Supply cuts since Jan. 1 by the Organization of the Petroleum Exporting Countries, Russia and other producers helped lift prices, while Hurricane Harvey added to gains when it knocked out nearly a quarter of U.S. refining capacity.
Benchmark Brent rose above $59 a barrel this week, its highest level in more than two years and nearing the $60 mark. Gulf oil sources have said OPEC’s largest producer Saudi Arabia would like to achieve that level this year. Brent is now trading around $58.
“I don’t think it is sustainable,” said one senior Gulf oil industry source, citing possible excess supply from U.S. shale oil producers in the first few months of 2018 on the back of higher prices now.
OPEC and others have cut production by about 1.8 million barrels per day (bpd), but U.S. shale producers have been filling the gap, with their output set to rise for a 10th month in a row in October.
Climbing global demand for crude have also helped prop up prices, as have tensions OPEC member Iraq, where authorities in its semi-autonomous Kurdish region held an independence referendum despite opposition from Baghdad and Western powers.
A second industry source from a main Middle East producer said the price rally “might be short lived.”
“I think a range of $50-$55 a barrel is good, you don’t want to see prices rising to $60 or higher because then it will bring in more shale,” the source said.
One OPEC source said: “The thing that worries me most is how demand will react in fourth quarter and early first quarter of next year. It may go down significantly.”
OPEC-led supply cuts are due to run to the end of March, but OPEC and industry sources familiar with the matter said they expected cuts to be extended beyond that deadline.

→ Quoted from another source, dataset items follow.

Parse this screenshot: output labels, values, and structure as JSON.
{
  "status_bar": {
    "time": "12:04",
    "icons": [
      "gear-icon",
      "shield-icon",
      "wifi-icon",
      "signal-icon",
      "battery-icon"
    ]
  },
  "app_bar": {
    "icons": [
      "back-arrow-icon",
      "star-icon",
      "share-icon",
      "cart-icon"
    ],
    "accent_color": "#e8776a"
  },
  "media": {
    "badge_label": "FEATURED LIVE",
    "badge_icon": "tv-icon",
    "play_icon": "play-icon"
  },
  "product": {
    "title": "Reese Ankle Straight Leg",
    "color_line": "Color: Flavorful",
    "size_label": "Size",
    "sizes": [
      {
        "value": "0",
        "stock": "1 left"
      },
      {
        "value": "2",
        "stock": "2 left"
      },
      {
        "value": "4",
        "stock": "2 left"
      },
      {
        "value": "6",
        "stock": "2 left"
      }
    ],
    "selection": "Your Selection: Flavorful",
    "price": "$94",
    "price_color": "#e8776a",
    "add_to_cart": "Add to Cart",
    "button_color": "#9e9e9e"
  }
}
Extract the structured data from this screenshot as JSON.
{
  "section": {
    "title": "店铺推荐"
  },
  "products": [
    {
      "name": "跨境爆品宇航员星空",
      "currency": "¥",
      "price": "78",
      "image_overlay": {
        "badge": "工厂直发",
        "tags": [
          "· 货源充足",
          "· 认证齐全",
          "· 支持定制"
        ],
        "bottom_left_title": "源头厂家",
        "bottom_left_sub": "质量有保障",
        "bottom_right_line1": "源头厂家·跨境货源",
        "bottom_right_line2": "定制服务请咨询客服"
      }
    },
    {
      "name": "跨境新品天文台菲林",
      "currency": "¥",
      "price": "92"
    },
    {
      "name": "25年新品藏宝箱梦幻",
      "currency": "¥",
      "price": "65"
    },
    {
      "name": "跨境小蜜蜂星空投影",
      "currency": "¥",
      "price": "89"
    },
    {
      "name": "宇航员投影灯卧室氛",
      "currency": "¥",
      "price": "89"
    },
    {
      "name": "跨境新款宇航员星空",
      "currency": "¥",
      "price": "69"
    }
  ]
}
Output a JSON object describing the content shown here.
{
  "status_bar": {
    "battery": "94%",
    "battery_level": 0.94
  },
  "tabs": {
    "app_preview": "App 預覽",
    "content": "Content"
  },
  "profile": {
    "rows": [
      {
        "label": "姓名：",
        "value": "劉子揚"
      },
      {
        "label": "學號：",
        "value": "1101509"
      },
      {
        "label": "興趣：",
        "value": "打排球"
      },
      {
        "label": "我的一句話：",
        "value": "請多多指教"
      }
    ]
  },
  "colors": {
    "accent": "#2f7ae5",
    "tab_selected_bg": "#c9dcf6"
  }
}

“The cuts will be extended, but it is a matter of when to announce it. Will it be in November? Or better to wait a bit longer and announce it in January?” said a third industry source from a Middle East producer.
“The market is tightening, it moved to backwardation now, so you can see the effect of the cuts,” the source said.
Backwardation is a market condition in which it is more attractive to sell oil immediately than store it, indicating tighter supplies.